3) Government priorities are refocused on subsidies to export-creating transnational corporations. These corporations are viewed as the new job-providing saviors of these nations. In essence, Third World countries that have adopted such structural adjustment policies have learned that structural adjustment is much like gaining John Gotti as their partner.
To cite just one example, the World Bank and the IMF pressured Bolivia’s third-largest city, Cochabamba, to sell its water services to the U.S.-based Bechtel Corp., known for its expertise in landing cost-plus contracts in Iraq and elsewhere. This Bolivian experiment in water privatization–designed to prove the inherent superiority of private-sector development–instead produced skyrocketing water rates and triggered massive public protests that were put down with bloody repression. Eventually, Bechtel was booted out.
The World Bank’s fostering of export-led development has also produced a strategy of extending loans to such notably non-needy corporate giants as Coca-Cola, Domino Pizza, Exxon-Mobil, Wal-Mart and the Marriott hotel chain. Even where building schools and providing safe water would seem to be clear-cut priorities, the Bank has handed out loans for four-and five-star hotels.

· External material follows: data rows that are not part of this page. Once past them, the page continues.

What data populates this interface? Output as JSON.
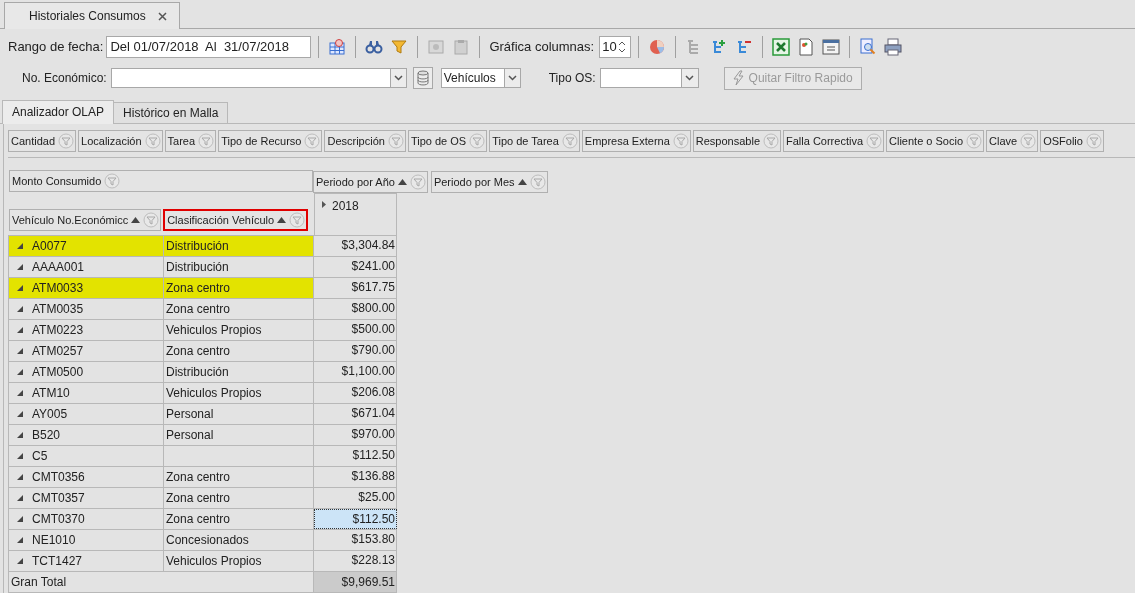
{
  "document_tab": {
    "title": "Historiales Consumos"
  },
  "toolbar": {
    "date_range": {
      "label": "Rango de fecha:",
      "value": "Del 01/07/2018  Al  31/07/2018"
    },
    "chart_columns": {
      "label": "Gráfica columnas:",
      "value": "10"
    }
  },
  "filters": {
    "economic_no": {
      "label": "No. Económico:"
    },
    "type_select": {
      "value": "Vehículos"
    },
    "os_type": {
      "label": "Tipo OS:"
    },
    "clear_button": {
      "label": "Quitar Filtro Rapido",
      "disabled": true
    }
  },
  "tabs": [
    {
      "label": "Analizador OLAP",
      "selected": true
    },
    {
      "label": "Histórico en Malla",
      "selected": false
    }
  ],
  "pivot": {
    "filter_fields": [
      "Cantidad",
      "Localización",
      "Tarea",
      "Tipo de Recurso",
      "Descripción",
      "Tipo de OS",
      "Tipo de Tarea",
      "Empresa Externa",
      "Responsable",
      "Falla Correctiva",
      "Cliente o Socio",
      "Clave",
      "OSFolio"
    ],
    "data_fields": [
      "Monto Consumido"
    ],
    "column_fields": [
      {
        "label": "Periodo por Año",
        "sorted": true
      },
      {
        "label": "Periodo por Mes",
        "sorted": true
      }
    ],
    "row_fields": [
      {
        "label": "Vehículo No.Económicc",
        "sorted": true,
        "outlined": false
      },
      {
        "label": "Clasificación Vehículo",
        "sorted": true,
        "outlined": true
      }
    ],
    "column_header": "2018",
    "rows": [
      {
        "vehicle": "A0077",
        "classification": "Distribución",
        "amount": "$3,304.84",
        "highlighted": true,
        "selected": false
      },
      {
        "vehicle": "AAAA001",
        "classification": "Distribución",
        "amount": "$241.00",
        "highlighted": false,
        "selected": false
      },
      {
        "vehicle": "ATM0033",
        "classification": "Zona centro",
        "amount": "$617.75",
        "highlighted": true,
        "selected": false
      },
      {
        "vehicle": "ATM0035",
        "classification": "Zona centro",
        "amount": "$800.00",
        "highlighted": false,
        "selected": false
      },
      {
        "vehicle": "ATM0223",
        "classification": "Vehiculos Propios",
        "amount": "$500.00",
        "highlighted": false,
        "selected": false
      },
      {
        "vehicle": "ATM0257",
        "classification": "Zona centro",
        "amount": "$790.00",
        "highlighted": false,
        "selected": false
      },
      {
        "vehicle": "ATM0500",
        "classification": "Distribución",
        "amount": "$1,100.00",
        "highlighted": false,
        "selected": false
      },
      {
        "vehicle": "ATM10",
        "classification": "Vehiculos Propios",
        "amount": "$206.08",
        "highlighted": false,
        "selected": false
      },
      {
        "vehicle": "AY005",
        "classification": "Personal",
        "amount": "$671.04",
        "highlighted": false,
        "selected": false
      },
      {
        "vehicle": "B520",
        "classification": "Personal",
        "amount": "$970.00",
        "highlighted": false,
        "selected": false
      },
      {
        "vehicle": "C5",
        "amount": "$112.50",
        "highlighted": false,
        "selected": false
      },
      {
        "vehicle": "CMT0356",
        "classification": "Zona centro",
        "amount": "$136.88",
        "highlighted": false,
        "selected": false
      },
      {
        "vehicle": "CMT0357",
        "classification": "Zona centro",
        "amount": "$25.00",
        "highlighted": false,
        "selected": false
      },
      {
        "vehicle": "CMT0370",
        "classification": "Zona centro",
        "amount": "$112.50",
        "highlighted": false,
        "selected": true
      },
      {
        "vehicle": "NE1010",
        "classification": "Concesionados",
        "amount": "$153.80",
        "highlighted": false,
        "selected": false
      },
      {
        "vehicle": "TCT1427",
        "classification": "Vehiculos Propios",
        "amount": "$228.13",
        "highlighted": false,
        "selected": false
      }
    ],
    "grand_total": {
      "label": "Gran Total",
      "amount": "$9,969.51"
    }
  }
}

Meanwhile, family-supporting wage levels, such as those created by social spending, are viewed by the World Bank as an impediment to development rather than a fundamental goal of its work. In Mexico, for instance, the World Bank argued for the weakening of labor protections–astonishingly, calling for changes in the Mexican Constitution safeguarding workers’ economic rights–in a May 21, 2001 report. Mexico‘s wages had already fallen 27% between 1991 and 1998, but the Bank has been pushing to further dilute worker’s bargaining power.